Filter VCF on Number of genotyped individuals
3.5 years ago
mek362 • 10

Hello all,

I would like to know how to filter a VCF by number of individuals with genotype data (i.e. without missing data).

First, some background:

I have a large VCF file containing SNP data for 95 individuals called from bcftools mpileup output. BAMs passed to mpileup contained data for alignments of RNAseq reads to a de novo transcriptome. Thus, the VCF lists SNPs within each contig defined in the reference de novo transcriptome.

The 95 individuals were collected from 6 different populations. For population genetic analysis, I would like to produce a VCF that only contains SNPs at which there are data for at least 75% of individuals in each population (11 or 12).

I have a decent familiarity with bcftools, and know how to filter missing data, but I am not sure how to approach this. As expected, filtering on the N_SAMPLES variable alone doesn't seem to modify the VCF. Perhaps my best course of action would be to first split the VCF into population-specific files?

Any help with this would be greatly appreciated! Please let me know if I've failed to include any useful information.

16 months ago
Brice Sarver ♦ 2.6k
VCFtools will do this:

vcftools --recode --vcf your_input.vcf --max-missing (proportion missing above which to filter: [0-1]) --out your_output.vcf

Edit: if you want to use this command per population, you're right: split first.

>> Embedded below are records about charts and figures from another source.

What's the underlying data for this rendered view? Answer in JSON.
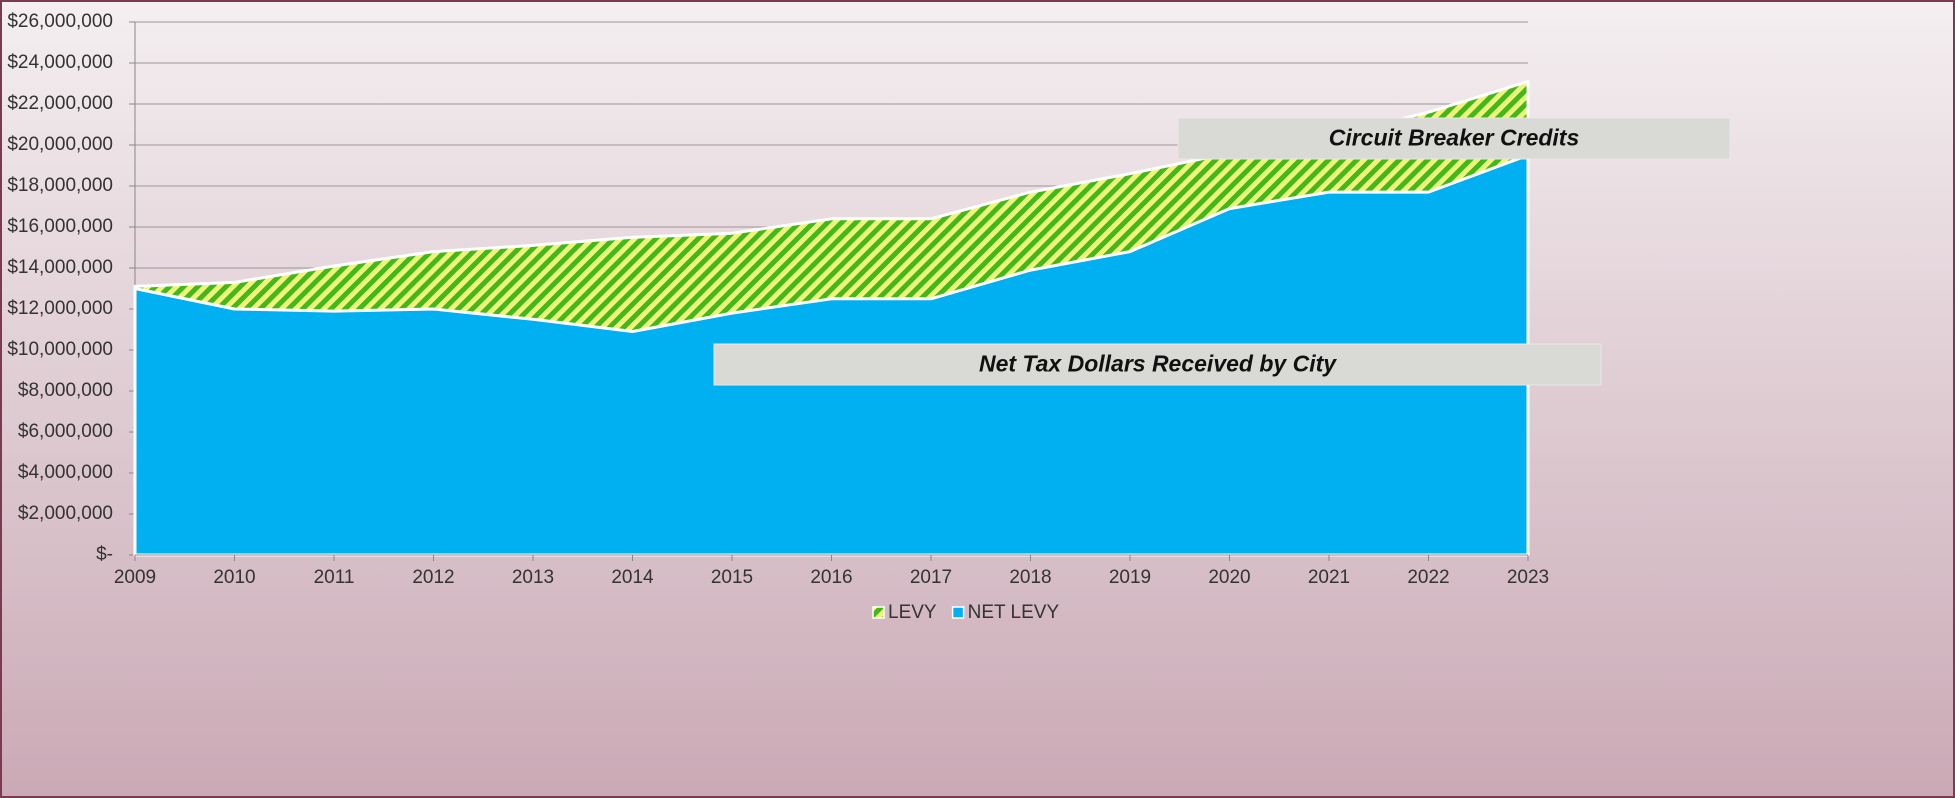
{
  "chart_data": {
    "type": "area",
    "categories": [
      "2009",
      "2010",
      "2011",
      "2012",
      "2013",
      "2014",
      "2015",
      "2016",
      "2017",
      "2018",
      "2019",
      "2020",
      "2021",
      "2022",
      "2023"
    ],
    "series": [
      {
        "name": "LEVY",
        "color": "#44b71c",
        "values": [
          13100000,
          13300000,
          14100000,
          14800000,
          15100000,
          15500000,
          15700000,
          16400000,
          16400000,
          17700000,
          18600000,
          19600000,
          20400000,
          21600000,
          23100000
        ]
      },
      {
        "name": "NET LEVY",
        "color": "#00b0f0",
        "values": [
          13000000,
          12000000,
          11900000,
          12000000,
          11500000,
          10900000,
          11800000,
          12500000,
          12500000,
          13900000,
          14800000,
          16900000,
          17700000,
          17700000,
          19500000
        ]
      }
    ],
    "ylim": [
      0,
      26000000
    ],
    "yticks": [
      {
        "value": 0,
        "label": "$-"
      },
      {
        "value": 2000000,
        "label": "$2,000,000"
      },
      {
        "value": 4000000,
        "label": "$4,000,000"
      },
      {
        "value": 6000000,
        "label": "$6,000,000"
      },
      {
        "value": 8000000,
        "label": "$8,000,000"
      },
      {
        "value": 10000000,
        "label": "$10,000,000"
      },
      {
        "value": 12000000,
        "label": "$12,000,000"
      },
      {
        "value": 14000000,
        "label": "$14,000,000"
      },
      {
        "value": 16000000,
        "label": "$16,000,000"
      },
      {
        "value": 18000000,
        "label": "$18,000,000"
      },
      {
        "value": 20000000,
        "label": "$20,000,000"
      },
      {
        "value": 22000000,
        "label": "$22,000,000"
      },
      {
        "value": 24000000,
        "label": "$24,000,000"
      },
      {
        "value": 26000000,
        "label": "$26,000,000"
      }
    ],
    "grid": true,
    "legend": "bottom",
    "annotations": [
      "Circuit Breaker Credits",
      "Net Tax Dollars Received by City"
    ]
  }
}
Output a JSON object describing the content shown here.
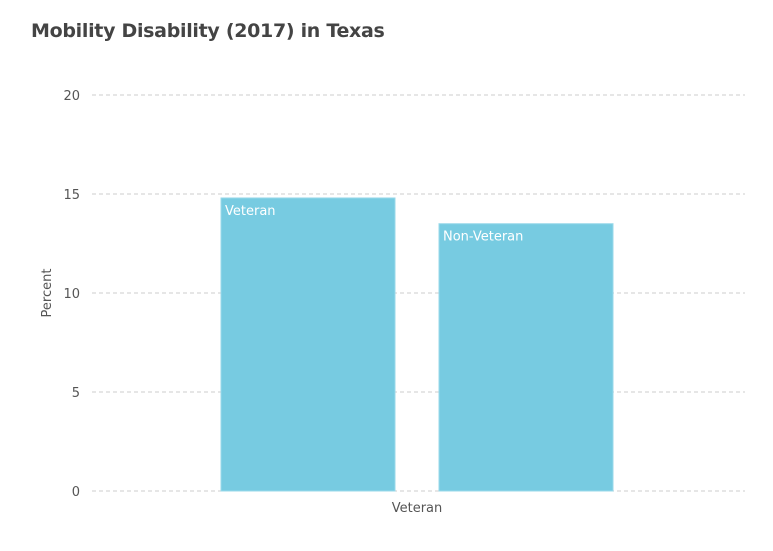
{
  "chart_data": {
    "type": "bar",
    "title": "Mobility Disability (2017) in Texas",
    "xlabel": "Veteran",
    "ylabel": "Percent",
    "ylim": [
      0,
      20
    ],
    "yticks": [
      0,
      5,
      10,
      15,
      20
    ],
    "grid": true,
    "categories": [
      "Veteran",
      "Non-Veteran"
    ],
    "values": [
      14.8,
      13.5
    ],
    "bar_color": "#77cbe1"
  }
}
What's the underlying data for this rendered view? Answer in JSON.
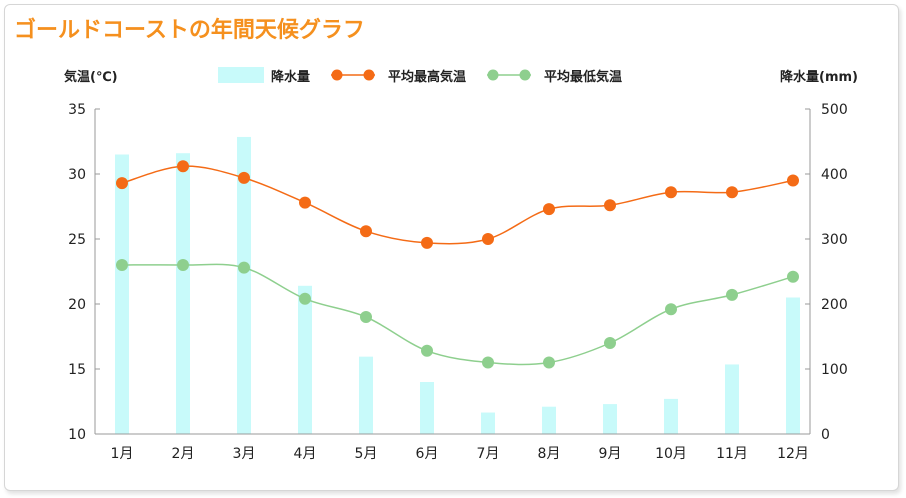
{
  "chart_data": {
    "type": "bar+line",
    "title": "ゴールドコーストの年間天候グラフ",
    "categories": [
      "1月",
      "2月",
      "3月",
      "4月",
      "5月",
      "6月",
      "7月",
      "8月",
      "9月",
      "10月",
      "11月",
      "12月"
    ],
    "y_left": {
      "label": "気温(℃)",
      "range": [
        10,
        35
      ],
      "ticks": [
        10,
        15,
        20,
        25,
        30,
        35
      ]
    },
    "y_right": {
      "label": "降水量(mm)",
      "range": [
        0,
        500
      ],
      "ticks": [
        0,
        100,
        200,
        300,
        400,
        500
      ]
    },
    "series": [
      {
        "name": "降水量",
        "kind": "bar",
        "axis": "right",
        "color": "#c8fafa",
        "values": [
          430,
          432,
          457,
          228,
          119,
          80,
          33,
          42,
          46,
          54,
          107,
          210
        ]
      },
      {
        "name": "平均最高気温",
        "kind": "line",
        "axis": "left",
        "color": "#f46b16",
        "values": [
          29.3,
          30.6,
          29.7,
          27.8,
          25.6,
          24.7,
          25.0,
          27.3,
          27.6,
          28.6,
          28.6,
          29.5
        ]
      },
      {
        "name": "平均最低気温",
        "kind": "line",
        "axis": "left",
        "color": "#8ecf8e",
        "values": [
          23.0,
          23.0,
          22.8,
          20.4,
          19.0,
          16.4,
          15.5,
          15.5,
          17.0,
          19.6,
          20.7,
          22.1
        ]
      }
    ],
    "legend_position": "top",
    "grid": false
  }
}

Thanks for the answer, Brice. This worked well -- I split the master .vcf by population, filtered using vcftools --recode, and merged filtered population .vcf's using bcftools isec. It may also be useful to note that the --max-missing option excludes sites based on proportion of missing data, where a 0 indicates no filter and a 1 only passes sites with no missing data (i.e. 0.75 filters out sites missing over 25% of data).

Yep, you're correct. I assumed people would peek at the manual for specifics, but I've gone ahead and made the clarification in my post in case others take the call verbatim. Thanks!